DoorDash, however, has maintained some momentum and enjoyed a more bullish 2023 than its rivals such as Delivery Hero and Just Eat Takeaway. Third-quarter revenue rose 27 per cent to $2.2bn, compared with the three-month period to September 2022, its latest earnings report showed.

“We’re not going to invest behind inefficient growth” and will keep a “high bar” for acquisitions, Xu said. “We’re not investing into every single project at the maybe levels that we like . . . but we’re always looking to reinvest.”
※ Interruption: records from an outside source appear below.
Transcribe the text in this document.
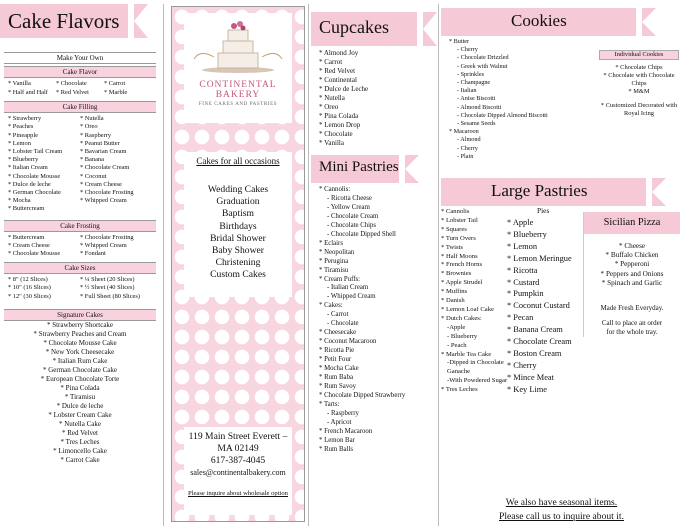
Cake Flavors
Make Your Own
Cake Flavor
* Vanilla	* Chocolate	* Carrot
* Half and Half	* Red Velvet	* Marble
Cake Filling
* Strawberry	* Nutella
* Peaches	* Oreo
* Pineapple	* Raspberry
* Lemon	* Peanut Butter
* Lobster Tail Cream	* Bavarian Cream
* Blueberry	* Banana
* Italian Cream	* Chocolate Cream
* Chocolate Mousse	* Coconut
* Dulce de leche	* Cream Cheese
* German Chocolate	* Chocolate Frosting
* Mocha	* Whipped Cream
* Buttercream
Cake Frosting
* Buttercream	* Chocolate Frosting
* Cream Cheese	* Whipped Cream
* Chocolate Mousse	* Fondant
Cake Sizes
* 8" (12 Slices)	* ¼ Sheet (20 Slices)
* 10" (16 Slices)	* ½ Sheet (40 Slices)
* 12" (30 Slices)	* Full Sheet (80 Slices)
Signature Cakes
* Strawberry Shortcake
* Strawberry Peaches and Cream
* Chocolate Mousse Cake
* New York Cheesecake
* Italian Rum Cake
* German Chocolate Cake
* European Chocolate Torte
* Pina Colada
* Tiramisu
* Dulce de leche
* Lobster Cream Cake
* Nutella Cake
* Red Velvet
* Tres Leches
* Limoncello Cake
* Carrot Cake
CONTINENTAL BAKERY
FINE CAKES AND PASTRIES
Cakes for all occasions
Wedding Cakes
Graduation
Baptism
Birthdays
Bridal Shower
Baby Shower
Christening
Custom Cakes
119 Main Street Everett – MA 02149
617-387-4045
sales@continentalbakery.com
Please inquire about wholesale option
Cupcakes
* Almond Joy
* Carrot
* Red Velvet
* Continental
* Dulce de Leche
* Nutella
* Oreo
* Pina Colada
* Lemon Drop
* Chocolate
* Vanilla
Mini Pastries
* Cannolis:
- Ricotta Cheese
- Yellow Cream
- Chocolate Cream
- Chocolate Chips
- Chocolate Dipped Shell
* Eclairs
* Neopolitan
* Perugina
* Tiramisu
* Cream Puffs:
- Italian Cream
- Whipped Cream
* Cakes:
- Carrot
- Chocolate
* Cheesecake
* Coconut Macaroon
* Ricotta Pie
* Petit Four
* Mocha Cake
* Rum Baba
* Rum Savoy
* Chocolate Dipped Strawberry
* Tarts:
- Raspberry
- Apricot
* French Macaroon
* Lemon Bar
* Rum Balls
Cookies
* Butter
- Cherry
- Chocolate Drizzled
- Greek with Walnut
- Sprinkles
- Champagne
- Italian
- Anise Biscotti
- Almond Biscotti
- Chocolate Dipped Almond Biscotti
- Sesame Seeds
* Macaroon
- Almond
- Cherry
- Plain
Individual Cookies
* Chocolate Chips
* Chocolate with Chocolate Chips
* M&M
* Customized Decorated with Royal Icing
Large Pastries
* Cannolis
* Lobster Tail
* Squares
* Turn Overs
* Twists
* Half Moons
* French Horns
* Brownies
* Apple Strudel
* Muffins
* Danish
* Lemon Loaf Cake
* Dutch Cakes:
-Apple
- Blueberry
- Peach
* Marble Tea Cake
-Dipped in Chocolate Ganache
-With Powdered Sugar
* Tres Leches
Pies
* Apple
* Blueberry
* Lemon
* Lemon Meringue
* Ricotta
* Custard
* Pumpkin
* Coconut Custard
* Pecan
* Banana Cream
* Chocolate Cream
* Boston Cream
* Cherry
* Mince Meat
* Key Lime
Sicilian Pizza
* Cheese
* Buffalo Chicken
* Pepperoni
* Peppers and Onions
* Spinach and Garlic
Made Fresh Everyday.
Call to place an order for the whole tray.
We also have seasonal items.
Please call us to inquire about it.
The 10-year-old online platform has nearly doubled its market share over the past five years to build a commanding position in US restaurant delivery, according to researcher YipitData. DoorDash now accounts for 59 per cent of the market — nearly double the share of Uber, its nearest rival.

Tony Xu
Tony Xu, co-founder and chief executive of DoorDash, says the company is ‘always looking to reinvest’ © David Paul Morris/Bloomberg

Last year, its shares more than doubled to outperform the sector and give DoorDash a market capitalisation of $39.4bn. That share price, of about $100 apiece, is still, however, well below a 2021 peak of about $246. The company had a $70bn valuation when it listed its shares in New York three years ago.

The group has also authorised stock buybacks, approving the repurchase of up to $750mn of shares in February in its latest round.

Miki Kuusi, chief executive and co-founder of Wolt who is now steering DoorDash’s business outside the US, said the company was still “investing into growing the population coverage” in its 29 active markets. “We don’t in most of our countries cover 100 per cent of the population,” he said.

As part of its overall expansion strategy, DoorDash added alcohol delivery in 2021, shipping beer, wine and spirits quickly to consumers’ doors in 20 US states as well as in Australia and Canada in a follow-up to similar moves by rivals including Uber and Gopuff.

Line chart of Market share in US restaurant delivery (%) showing DoorDash builds a commanding position at home

The company is also building up an advertising business that it launched two years ago for restaurants and other brands to market to its customers. That business, which rivals have also adopted for its high-margin sales, has helped drive DoorDash’s revenues.

Mirroring other delivery groups such as Deliveroo, DoorDash is targeting an expansion into retail and grocery as a key avenue for expanding its business.

“If you already have a large consumer base, and a large driver base that is interacting with you many times a week, you just have more shots on goal to be able to launch into these adjacent categories,” Xu added. “We went from zero to a multibillion-dollar business” for non-restaurant deliveries.

The company at the end of 2022 had more than 32mn monthly active users and more than 6mn drivers.

Supermarkets such as BJ’s Wholesale Club, which was previously exclusive to competitor Instacart, have partnered with DoorDash. The company is also working with retailers such as Dick’s Sporting Goods, the largest of its kind in the US, and French beauty group Sephora.

“Grocery and convenience is the big push and the one that has the cleanest use case” among the company’s expansion plans, said Nikhil Devnani, an analyst at Bernstein.